The victim in the developing case came forward in 2002 when a Natrona County prosecutor closed a two-month investigation due to a lack of evidence. The victim has said he stopped participating in that inquiry because he felt attacked and cross-examined by a Cheyenne police lieutenant.
In July 2018, the Cheyenne diocese questioned the conclusion of the prosecutor in closing the case.
The Cheyenne Police Department investigated and recommended charges in August 2019.
When the case was referred to prosecutors, Laramie County District Attorney Leigh Ann Manlove recused herself and sent the case to Natrona County District Attorney Dan Itzen to serve as special prosecutor.
The victim told the Star-Tribune he was not contacted by anyone in Itzen’s office until the night of Friday June 5 when a victim’s advocate left a voicemail. The advocate told him the following Monday that no charges were being filed.

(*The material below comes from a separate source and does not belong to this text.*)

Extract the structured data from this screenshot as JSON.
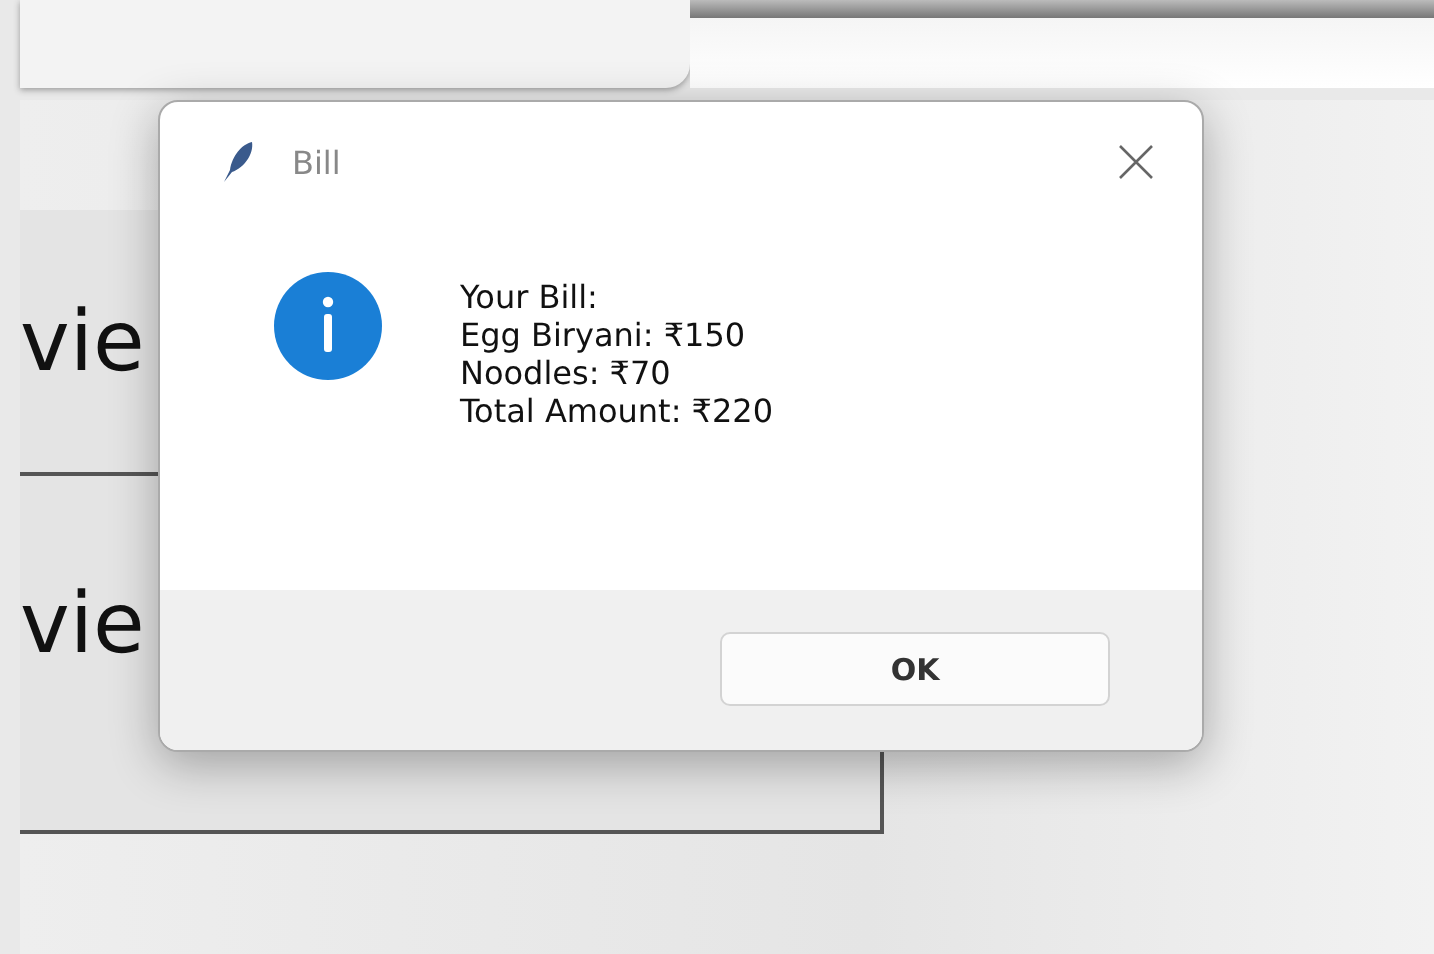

The victim objected that the special prosecutor should have contacted him. He said he participated in the latest investigation only because Bishop Biegler flew out to meet him, apologized, and told him he believed his story.
“I’m trying to get the people like Bishop Biegler empowered and supported and recognized that these are the guys who are future of the church, if the church is to have a future, which I personally don’t care about,” the victim told the Star-Tribune. “I don’t care if the church has a future. But what I care about is making sure that this institution ceases to protect like it has.”
In 2010, then-Bishop of Cheyenne Paul Etienne asked for a Vatican investigation into Hart, though the outcome of that investigation is unclear. In 2015, before moving to a different diocese, Etienne restricted Hart’s ability to say Mass.
Hart was previously investigated by Wyoming prosecutors and not charged regarding a different allegation.
In December 2017, Bishop Biegler retained an outside investigator who obtained “substantial new evidence” and who concluded the district attorney’s 2002 investigation was flawed. The investigator concluded that Bishop Hart had sexually abused two boys in Wyoming.
The victim has said that he wants Hart dismissed from the clerical state so he will not have funeral honors for a bishop or priest. He also wants him removed from diocesan housing.
“Me and all the other boys who were abused were ashamed our whole lives about it,” the victim said. “Now he needs to be ashamed.”